The dominant photovoltaic technology, single-junction silicon (Si), is nearing its practical efficiency limit after decades of development. As continued efficiency improvement is crucial for reducing the levelized cost of electricity (LCOE) of photovoltaics, there is significant global interest in next-generation solar cell technologies that can surpass the performance of single-junction Si. Tandem solar cells offer a path to efficiencies beyond the single-junction limit by mitigating fundamental spectral mismatch losses. Among various configurations, 2-terminal perovskite–Si tandems are widely regarded as one of the most commercially promising options. While lab-scale efficiencies of up to 35% have been demonstrated, achieving similarly high efficiencies at an industrial scale remains challenging. Given that perovskite solar cells are primarily developed as small-area, single-junction cells on glass substrates, industrial-scale tandem development can be accelerated by accurately linking single-junction device results to large-area tandem performance through validated models. In this contribution, we demonstrate that the performance of large-area 2-terminal perovskite–Si tandem cells can be accurately predicted from the characteristics of single-junction perovskite and Si subcells using validated optical and electrical modeling.
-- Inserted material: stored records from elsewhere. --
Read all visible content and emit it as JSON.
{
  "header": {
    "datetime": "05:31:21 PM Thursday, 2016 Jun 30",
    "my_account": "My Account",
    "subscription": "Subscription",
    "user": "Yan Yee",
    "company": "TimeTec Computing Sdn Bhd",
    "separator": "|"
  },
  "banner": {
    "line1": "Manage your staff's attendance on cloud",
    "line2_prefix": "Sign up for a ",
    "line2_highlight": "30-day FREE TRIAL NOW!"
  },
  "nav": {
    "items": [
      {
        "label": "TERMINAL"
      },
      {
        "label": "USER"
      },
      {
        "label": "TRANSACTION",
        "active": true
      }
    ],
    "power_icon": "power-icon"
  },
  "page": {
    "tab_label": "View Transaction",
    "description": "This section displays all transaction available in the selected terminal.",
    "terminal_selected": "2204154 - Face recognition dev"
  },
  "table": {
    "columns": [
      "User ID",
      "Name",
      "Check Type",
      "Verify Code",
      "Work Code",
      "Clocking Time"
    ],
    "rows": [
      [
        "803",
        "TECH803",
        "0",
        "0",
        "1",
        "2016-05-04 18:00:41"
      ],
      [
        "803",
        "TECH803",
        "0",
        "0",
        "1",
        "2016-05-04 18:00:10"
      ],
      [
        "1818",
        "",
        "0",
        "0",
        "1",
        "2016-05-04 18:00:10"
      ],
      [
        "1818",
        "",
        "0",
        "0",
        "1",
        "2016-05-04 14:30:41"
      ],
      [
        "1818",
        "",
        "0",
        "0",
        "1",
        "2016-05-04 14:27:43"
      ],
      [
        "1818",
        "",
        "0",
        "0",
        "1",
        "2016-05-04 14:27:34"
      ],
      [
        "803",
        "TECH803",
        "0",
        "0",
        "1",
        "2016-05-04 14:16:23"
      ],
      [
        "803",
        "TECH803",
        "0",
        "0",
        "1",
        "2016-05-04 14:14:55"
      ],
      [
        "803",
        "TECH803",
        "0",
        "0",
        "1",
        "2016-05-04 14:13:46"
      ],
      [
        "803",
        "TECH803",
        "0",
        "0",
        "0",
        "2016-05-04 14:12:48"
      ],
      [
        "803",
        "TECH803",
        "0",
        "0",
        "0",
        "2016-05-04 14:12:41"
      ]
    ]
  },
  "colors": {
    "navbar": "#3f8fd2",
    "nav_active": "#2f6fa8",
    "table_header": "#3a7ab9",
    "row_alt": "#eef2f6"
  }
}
The optical model integrates transfer-matrix and ray-tracing approaches, utilizing experimentally validated optical constants for all functional layers. The electrical model employs equivalent-circuit representations for both single-junction and tandem devices and incorporates a resistance-loss model to account for large-area electrode transport. These comprehensive models not only enable performance evaluation of industrial-scale tandem cells but also allow for quantitative loss analysis to reveal the contribution of key optical and electrical loss mechanisms, thus providing clear guidance for further device optimization.